Sincerity, Pluralism, and Honesty — A critique of the convergence conception of public justification


Political liberals, such as Rawls (2005) and Quong (2011), claim that the ideal of public reason implies the sincerity requirement, that is, when citizens justify their political decisions, they should sincerely offer public reasons shared among citizens, or else civic disrespect and manipulation would occur. Recently this requirement is challenged by Gaus (2011), Vallier (2014), Billingham (2015) and Carey (2017), who endorse a convergence conception of public justification and argue that citizens should be permitted to offer non-shared reasons, i.e. religious reasons.

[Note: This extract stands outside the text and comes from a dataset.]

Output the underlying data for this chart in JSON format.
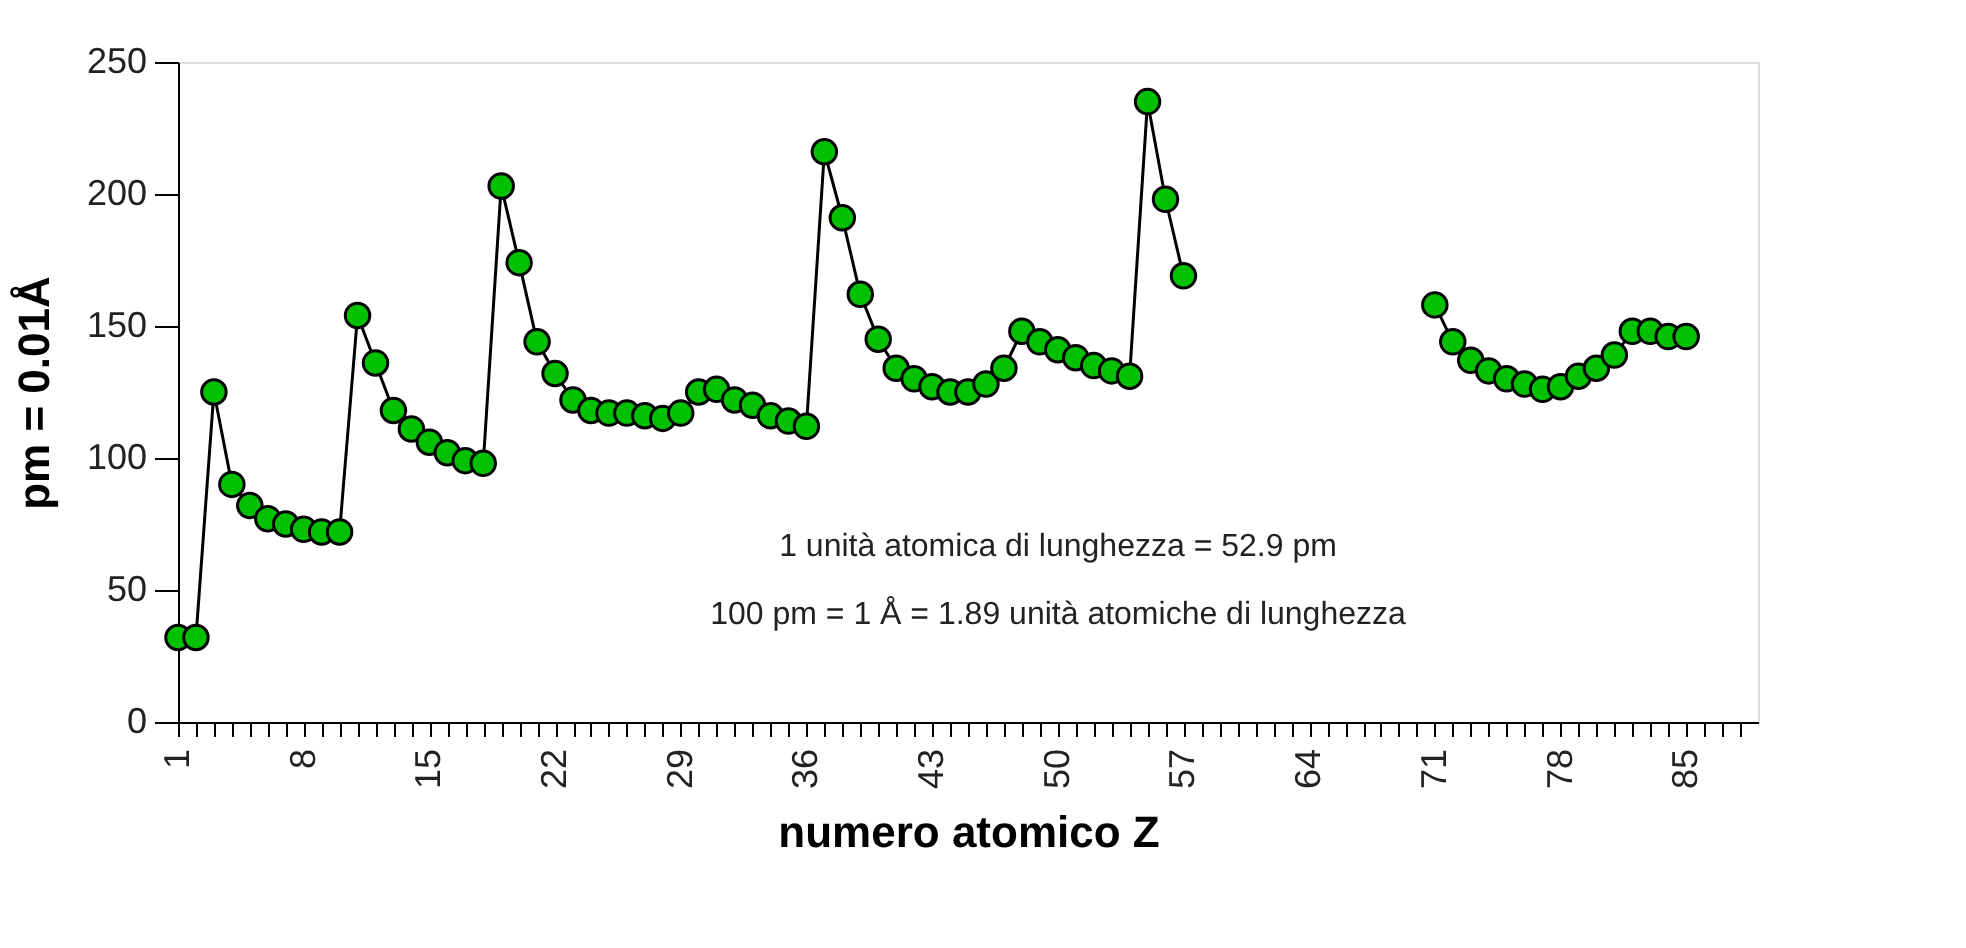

These philosophers suggest two arguments, namely the pluralism argument and the honesty argument, to show that the convergence conception does not necessarily involve manipulation and civic disrespect. The former argues that, given the pluralism of evaluative standards, one can still believe that other citizens, who make political decisions due to non-shared reason, are sincere. The latter argues that sincerity is unnecessary. Manipulation and civic disrespect can be avoided when citizens honestly confess their reasons, either shared or non-shared. My paper defends the sincerity requirement and argues that these two arguments fail. I first argue that, while each citizen has an equal share of coercive power, the convergence conception wrongly assumes that this share is the private property of each citizen. This share should rather be understood as a part of common property collectively owned by citizens, who have a duty to offer shared reason when political questions are at stake. Secondly, I argue that the honesty argument overlooks citizens who offer non-shared reasons that they themselves do not believe, for the sake of encouraging others to accept certain laws. These citizens may uphold a belief in epistemological hierarchy, that is, they are epistemologically superior and others would make a worse choice without him. Despite honesty, these citizens are still disrespectful of others.